In the relentless attempts of the Dutch universities to get as high up in their ivory towers as possible, Mr Derksen is doing here what academics always do: he is criticising everything that does not fit into their highly-skilled mould. First, he criticised the introduction of the terms 'bachelor' and 'master', intended to better reflect the internationalisation of education and to simplify the transfer of knowledge. Now it is about the introduction of the title 'professional doctor', intended to bring research and practice closer together. The average PhD graduate has no interest in progression and simplification and looks down on something as trivial as practical experience!

The academic institutions' sense of superiority is apparently so great that instead of seeing the HBO as an associate and one of the steps on a common staircase towards good education and research, they prefer to kick the ladder out from under them.

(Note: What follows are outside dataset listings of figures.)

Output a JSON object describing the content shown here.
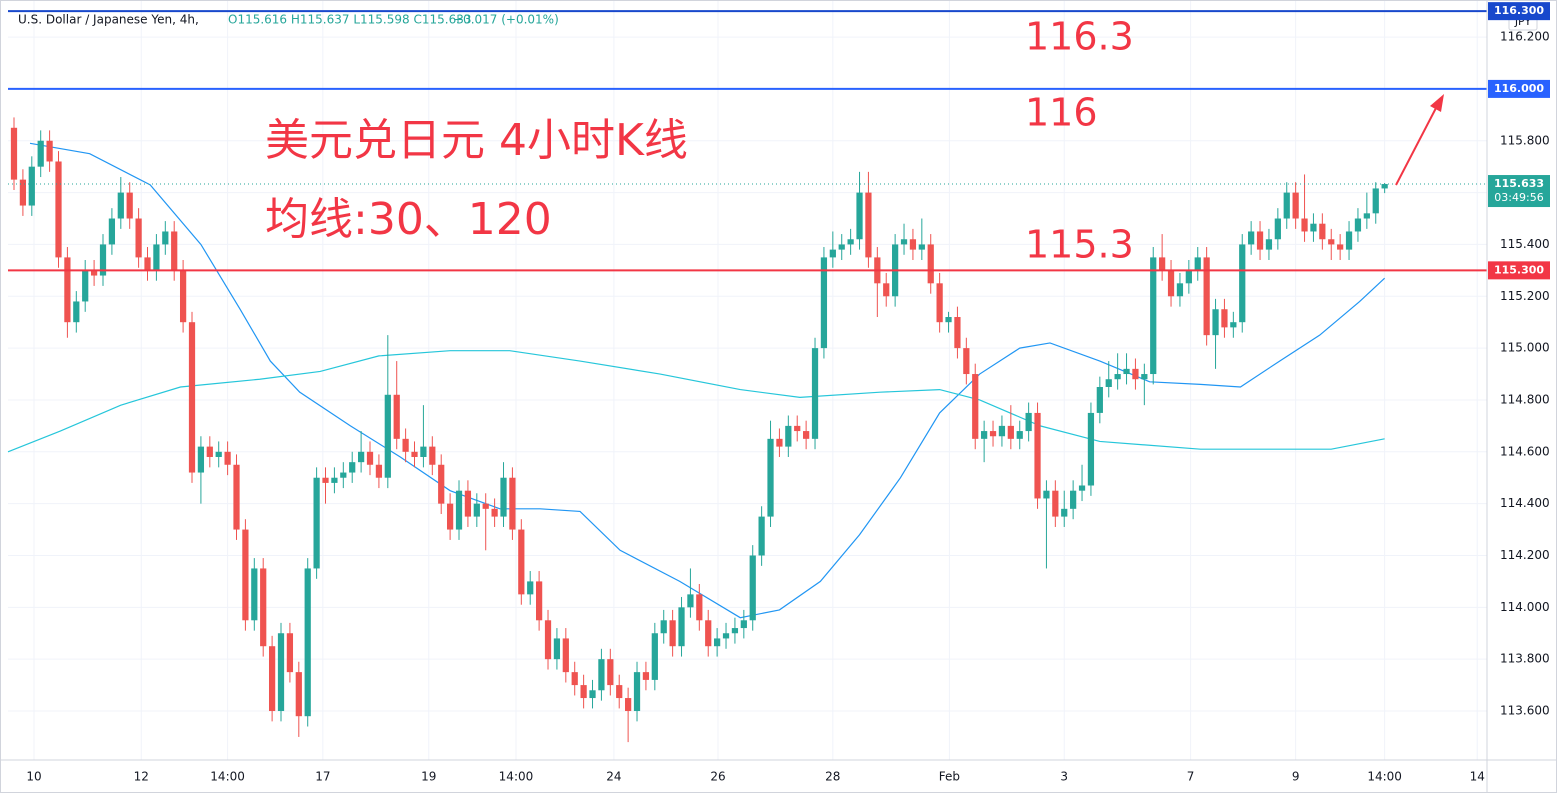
{
  "chart_data": {
    "type": "candlestick",
    "header": {
      "symbol": "U.S. Dollar / Japanese Yen, 4h,",
      "ohlc": "O115.616 H115.637 L115.598 C115.633",
      "change": "+0.017 (+0.01%)"
    },
    "currency": "JPY",
    "annotations": {
      "title": "美元兑日元 4小时K线",
      "subtitle": "均线:30、120",
      "level_1": "116.3",
      "level_2": "116",
      "level_3": "115.3"
    },
    "up_color": "#26a69a",
    "down_color": "#ef5350",
    "xlim": [
      -0.674,
      165.5
    ],
    "ylim": [
      113.411,
      116.343
    ],
    "grid": true,
    "xticks": [
      {
        "value": 2.25,
        "label": "10"
      },
      {
        "value": 14.3,
        "label": "12"
      },
      {
        "value": 24,
        "label": "14:00"
      },
      {
        "value": 34.7,
        "label": "17"
      },
      {
        "value": 46.6,
        "label": "19"
      },
      {
        "value": 56.4,
        "label": "14:00"
      },
      {
        "value": 67.4,
        "label": "24"
      },
      {
        "value": 79.1,
        "label": "26"
      },
      {
        "value": 92,
        "label": "28"
      },
      {
        "value": 105.1,
        "label": "Feb"
      },
      {
        "value": 118,
        "label": "3"
      },
      {
        "value": 132.2,
        "label": "7"
      },
      {
        "value": 144,
        "label": "9"
      },
      {
        "value": 154,
        "label": "14:00"
      },
      {
        "value": 164.4,
        "label": "14"
      }
    ],
    "yticks": [
      {
        "value": 113.6,
        "label": "113.600"
      },
      {
        "value": 113.8,
        "label": "113.800"
      },
      {
        "value": 114.0,
        "label": "114.000"
      },
      {
        "value": 114.2,
        "label": "114.200"
      },
      {
        "value": 114.4,
        "label": "114.400"
      },
      {
        "value": 114.6,
        "label": "114.600"
      },
      {
        "value": 114.8,
        "label": "114.800"
      },
      {
        "value": 115.0,
        "label": "115.000"
      },
      {
        "value": 115.2,
        "label": "115.200"
      },
      {
        "value": 115.4,
        "label": "115.400"
      },
      {
        "value": 115.6,
        "label": "115.600"
      },
      {
        "value": 115.8,
        "label": "115.800"
      },
      {
        "value": 116.0,
        "label": "116.000"
      },
      {
        "value": 116.2,
        "label": "116.200"
      }
    ],
    "hlines": [
      {
        "value": 116.3,
        "label": "116.300",
        "color": "#1848cc"
      },
      {
        "value": 116.0,
        "label": "116.000",
        "color": "#2962ff"
      },
      {
        "value": 115.3,
        "label": "115.300",
        "color": "#f23645"
      }
    ],
    "last_price": {
      "value": 115.633,
      "countdown": "03:49:56",
      "color": "#26a69a"
    },
    "candles": [
      [
        115.85,
        115.89,
        115.61,
        115.65
      ],
      [
        115.65,
        115.69,
        115.51,
        115.55
      ],
      [
        115.55,
        115.74,
        115.51,
        115.7
      ],
      [
        115.7,
        115.84,
        115.66,
        115.8
      ],
      [
        115.8,
        115.84,
        115.68,
        115.72
      ],
      [
        115.72,
        115.76,
        115.31,
        115.35
      ],
      [
        115.35,
        115.39,
        115.04,
        115.1
      ],
      [
        115.1,
        115.22,
        115.06,
        115.18
      ],
      [
        115.18,
        115.34,
        115.14,
        115.3
      ],
      [
        115.3,
        115.34,
        115.24,
        115.28
      ],
      [
        115.28,
        115.44,
        115.24,
        115.4
      ],
      [
        115.4,
        115.54,
        115.36,
        115.5
      ],
      [
        115.5,
        115.66,
        115.46,
        115.6
      ],
      [
        115.6,
        115.64,
        115.46,
        115.5
      ],
      [
        115.5,
        115.54,
        115.31,
        115.35
      ],
      [
        115.35,
        115.39,
        115.26,
        115.3
      ],
      [
        115.3,
        115.44,
        115.26,
        115.4
      ],
      [
        115.4,
        115.49,
        115.36,
        115.45
      ],
      [
        115.45,
        115.49,
        115.26,
        115.3
      ],
      [
        115.3,
        115.34,
        115.06,
        115.1
      ],
      [
        115.1,
        115.14,
        114.48,
        114.52
      ],
      [
        114.52,
        114.66,
        114.4,
        114.62
      ],
      [
        114.62,
        114.66,
        114.54,
        114.58
      ],
      [
        114.58,
        114.64,
        114.54,
        114.6
      ],
      [
        114.6,
        114.64,
        114.51,
        114.55
      ],
      [
        114.55,
        114.59,
        114.26,
        114.3
      ],
      [
        114.3,
        114.34,
        113.91,
        113.95
      ],
      [
        113.95,
        114.19,
        113.91,
        114.15
      ],
      [
        114.15,
        114.19,
        113.81,
        113.85
      ],
      [
        113.85,
        113.89,
        113.56,
        113.6
      ],
      [
        113.6,
        113.94,
        113.56,
        113.9
      ],
      [
        113.9,
        113.94,
        113.71,
        113.75
      ],
      [
        113.75,
        113.79,
        113.5,
        113.58
      ],
      [
        113.58,
        114.19,
        113.54,
        114.15
      ],
      [
        114.15,
        114.54,
        114.11,
        114.5
      ],
      [
        114.5,
        114.54,
        114.4,
        114.48
      ],
      [
        114.48,
        114.54,
        114.44,
        114.5
      ],
      [
        114.5,
        114.56,
        114.46,
        114.52
      ],
      [
        114.52,
        114.6,
        114.48,
        114.56
      ],
      [
        114.56,
        114.68,
        114.52,
        114.6
      ],
      [
        114.6,
        114.64,
        114.51,
        114.55
      ],
      [
        114.55,
        114.59,
        114.46,
        114.5
      ],
      [
        114.5,
        115.05,
        114.46,
        114.82
      ],
      [
        114.82,
        114.95,
        114.61,
        114.65
      ],
      [
        114.65,
        114.69,
        114.56,
        114.6
      ],
      [
        114.6,
        114.64,
        114.54,
        114.58
      ],
      [
        114.58,
        114.78,
        114.54,
        114.62
      ],
      [
        114.62,
        114.66,
        114.51,
        114.55
      ],
      [
        114.55,
        114.59,
        114.36,
        114.4
      ],
      [
        114.4,
        114.44,
        114.26,
        114.3
      ],
      [
        114.3,
        114.49,
        114.26,
        114.45
      ],
      [
        114.45,
        114.49,
        114.31,
        114.35
      ],
      [
        114.35,
        114.44,
        114.31,
        114.4
      ],
      [
        114.4,
        114.44,
        114.22,
        114.38
      ],
      [
        114.38,
        114.42,
        114.31,
        114.35
      ],
      [
        114.35,
        114.56,
        114.31,
        114.5
      ],
      [
        114.5,
        114.54,
        114.26,
        114.3
      ],
      [
        114.3,
        114.34,
        114.01,
        114.05
      ],
      [
        114.05,
        114.14,
        114.01,
        114.1
      ],
      [
        114.1,
        114.14,
        113.91,
        113.95
      ],
      [
        113.95,
        113.99,
        113.76,
        113.8
      ],
      [
        113.8,
        113.92,
        113.76,
        113.88
      ],
      [
        113.88,
        113.92,
        113.71,
        113.75
      ],
      [
        113.75,
        113.79,
        113.66,
        113.7
      ],
      [
        113.7,
        113.74,
        113.61,
        113.65
      ],
      [
        113.65,
        113.72,
        113.61,
        113.68
      ],
      [
        113.68,
        113.84,
        113.64,
        113.8
      ],
      [
        113.8,
        113.84,
        113.66,
        113.7
      ],
      [
        113.7,
        113.74,
        113.61,
        113.65
      ],
      [
        113.65,
        113.69,
        113.48,
        113.6
      ],
      [
        113.6,
        113.79,
        113.56,
        113.75
      ],
      [
        113.75,
        113.79,
        113.68,
        113.72
      ],
      [
        113.72,
        113.94,
        113.68,
        113.9
      ],
      [
        113.9,
        113.99,
        113.86,
        113.95
      ],
      [
        113.95,
        113.99,
        113.81,
        113.85
      ],
      [
        113.85,
        114.04,
        113.81,
        114.0
      ],
      [
        114.0,
        114.15,
        113.96,
        114.05
      ],
      [
        114.05,
        114.09,
        113.91,
        113.95
      ],
      [
        113.95,
        113.99,
        113.81,
        113.85
      ],
      [
        113.85,
        113.92,
        113.81,
        113.88
      ],
      [
        113.88,
        113.94,
        113.84,
        113.9
      ],
      [
        113.9,
        113.96,
        113.86,
        113.92
      ],
      [
        113.92,
        113.99,
        113.88,
        113.95
      ],
      [
        113.95,
        114.24,
        113.91,
        114.2
      ],
      [
        114.2,
        114.39,
        114.16,
        114.35
      ],
      [
        114.35,
        114.72,
        114.31,
        114.65
      ],
      [
        114.65,
        114.69,
        114.58,
        114.62
      ],
      [
        114.62,
        114.74,
        114.58,
        114.7
      ],
      [
        114.7,
        114.74,
        114.64,
        114.68
      ],
      [
        114.68,
        114.72,
        114.61,
        114.65
      ],
      [
        114.65,
        115.04,
        114.61,
        115.0
      ],
      [
        115.0,
        115.39,
        114.96,
        115.35
      ],
      [
        115.35,
        115.45,
        115.31,
        115.38
      ],
      [
        115.38,
        115.44,
        115.34,
        115.4
      ],
      [
        115.4,
        115.46,
        115.36,
        115.42
      ],
      [
        115.42,
        115.68,
        115.38,
        115.6
      ],
      [
        115.6,
        115.68,
        115.31,
        115.35
      ],
      [
        115.35,
        115.39,
        115.12,
        115.25
      ],
      [
        115.25,
        115.29,
        115.16,
        115.2
      ],
      [
        115.2,
        115.44,
        115.16,
        115.4
      ],
      [
        115.4,
        115.48,
        115.36,
        115.42
      ],
      [
        115.42,
        115.46,
        115.34,
        115.38
      ],
      [
        115.38,
        115.5,
        115.34,
        115.4
      ],
      [
        115.4,
        115.44,
        115.21,
        115.25
      ],
      [
        115.25,
        115.29,
        115.06,
        115.1
      ],
      [
        115.1,
        115.14,
        115.06,
        115.12
      ],
      [
        115.12,
        115.16,
        114.96,
        115.0
      ],
      [
        115.0,
        115.04,
        114.86,
        114.9
      ],
      [
        114.9,
        114.94,
        114.61,
        114.65
      ],
      [
        114.65,
        114.72,
        114.56,
        114.68
      ],
      [
        114.68,
        114.72,
        114.62,
        114.66
      ],
      [
        114.66,
        114.74,
        114.62,
        114.7
      ],
      [
        114.7,
        114.78,
        114.61,
        114.65
      ],
      [
        114.65,
        114.72,
        114.61,
        114.68
      ],
      [
        114.68,
        114.79,
        114.64,
        114.75
      ],
      [
        114.75,
        114.79,
        114.38,
        114.42
      ],
      [
        114.42,
        114.49,
        114.15,
        114.45
      ],
      [
        114.45,
        114.49,
        114.31,
        114.35
      ],
      [
        114.35,
        114.45,
        114.31,
        114.38
      ],
      [
        114.38,
        114.49,
        114.34,
        114.45
      ],
      [
        114.45,
        114.55,
        114.41,
        114.47
      ],
      [
        114.47,
        114.79,
        114.43,
        114.75
      ],
      [
        114.75,
        114.89,
        114.71,
        114.85
      ],
      [
        114.85,
        114.95,
        114.81,
        114.88
      ],
      [
        114.88,
        114.98,
        114.84,
        114.9
      ],
      [
        114.9,
        114.98,
        114.86,
        114.92
      ],
      [
        114.92,
        114.96,
        114.84,
        114.88
      ],
      [
        114.88,
        114.94,
        114.78,
        114.9
      ],
      [
        114.9,
        115.39,
        114.86,
        115.35
      ],
      [
        115.35,
        115.44,
        115.26,
        115.3
      ],
      [
        115.3,
        115.34,
        115.16,
        115.2
      ],
      [
        115.2,
        115.29,
        115.16,
        115.25
      ],
      [
        115.25,
        115.34,
        115.21,
        115.3
      ],
      [
        115.3,
        115.39,
        115.26,
        115.35
      ],
      [
        115.35,
        115.39,
        115.01,
        115.05
      ],
      [
        115.05,
        115.19,
        114.92,
        115.15
      ],
      [
        115.15,
        115.19,
        115.04,
        115.08
      ],
      [
        115.08,
        115.14,
        115.04,
        115.1
      ],
      [
        115.1,
        115.44,
        115.06,
        115.4
      ],
      [
        115.4,
        115.49,
        115.36,
        115.45
      ],
      [
        115.45,
        115.49,
        115.34,
        115.38
      ],
      [
        115.38,
        115.46,
        115.34,
        115.42
      ],
      [
        115.42,
        115.54,
        115.38,
        115.5
      ],
      [
        115.5,
        115.64,
        115.46,
        115.6
      ],
      [
        115.6,
        115.64,
        115.46,
        115.5
      ],
      [
        115.5,
        115.67,
        115.41,
        115.45
      ],
      [
        115.45,
        115.52,
        115.41,
        115.48
      ],
      [
        115.48,
        115.52,
        115.38,
        115.42
      ],
      [
        115.42,
        115.46,
        115.34,
        115.4
      ],
      [
        115.4,
        115.44,
        115.34,
        115.38
      ],
      [
        115.38,
        115.49,
        115.34,
        115.45
      ],
      [
        115.45,
        115.54,
        115.41,
        115.5
      ],
      [
        115.5,
        115.6,
        115.46,
        115.52
      ],
      [
        115.52,
        115.64,
        115.48,
        115.616
      ],
      [
        115.616,
        115.637,
        115.598,
        115.633
      ]
    ],
    "ma_lines": [
      {
        "color": "#2196f3",
        "x": [
          1.8,
          8.5,
          15.3,
          21,
          25.4,
          28.8,
          32.1,
          37.8,
          43.4,
          49,
          54.6,
          59.1,
          63.6,
          68.1,
          74.8,
          81.6,
          86,
          90.6,
          95,
          99.6,
          104,
          108.5,
          113,
          116.4,
          122,
          127.6,
          133.3,
          137.8,
          142.2,
          146.7,
          151.2,
          154
        ],
        "values": [
          115.79,
          115.75,
          115.63,
          115.4,
          115.15,
          114.95,
          114.83,
          114.7,
          114.58,
          114.45,
          114.38,
          114.38,
          114.37,
          114.22,
          114.1,
          113.96,
          113.99,
          114.1,
          114.28,
          114.5,
          114.75,
          114.9,
          115.0,
          115.02,
          114.95,
          114.87,
          114.86,
          114.85,
          114.95,
          115.05,
          115.18,
          115.27
        ]
      },
      {
        "color": "#26c6da",
        "x": [
          -0.674,
          5.2,
          12,
          18.7,
          27.6,
          34.4,
          41,
          49,
          55.7,
          63.6,
          72.6,
          81.6,
          88.3,
          97.3,
          104,
          108.5,
          115.3,
          122,
          133.3,
          148,
          154
        ],
        "values": [
          114.6,
          114.68,
          114.78,
          114.85,
          114.88,
          114.91,
          114.97,
          114.99,
          114.99,
          114.95,
          114.9,
          114.84,
          114.81,
          114.83,
          114.84,
          114.8,
          114.7,
          114.64,
          114.61,
          114.61,
          114.65
        ]
      }
    ]
  }
}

Maybe it is because of the relentless criticism of the limited usefulness of most scientific research. Or maybe it is the excessive subsidy mentality and the distorted publication culture. Perhaps it is because of the extremely narrow path to the academic summit, a path mainly tailored to ageing white men and where there is only room for a few. Problems that the HBO is much less confronted with. Bringing the other down to make yourself look better is a sign of weakness. The burden of inferiority does not lie with the HBO’s, as Mr Derksen claims, but with the universities themselves, who feel that they are being surpassed on all sides.

It is also notable that Mr Derksen appears to be attacking his own academic culture, claiming that most university studies waste time teaching research skills. Evidently, he thinks that scientific methodology at any level is a waste of time. He seems to have forgotten that an inquisitive attitude and the associated analytical capacities are very useful to any professional, not just those who conduct research. It would be wise of Mr Derksen to reach out to the HBO, instead of spouting blindly down from his ivory tower. Hopefully, articles like this are the last throes of a dying breed: the arrogant academic. An interesting topic for a professional doctorate, perhaps?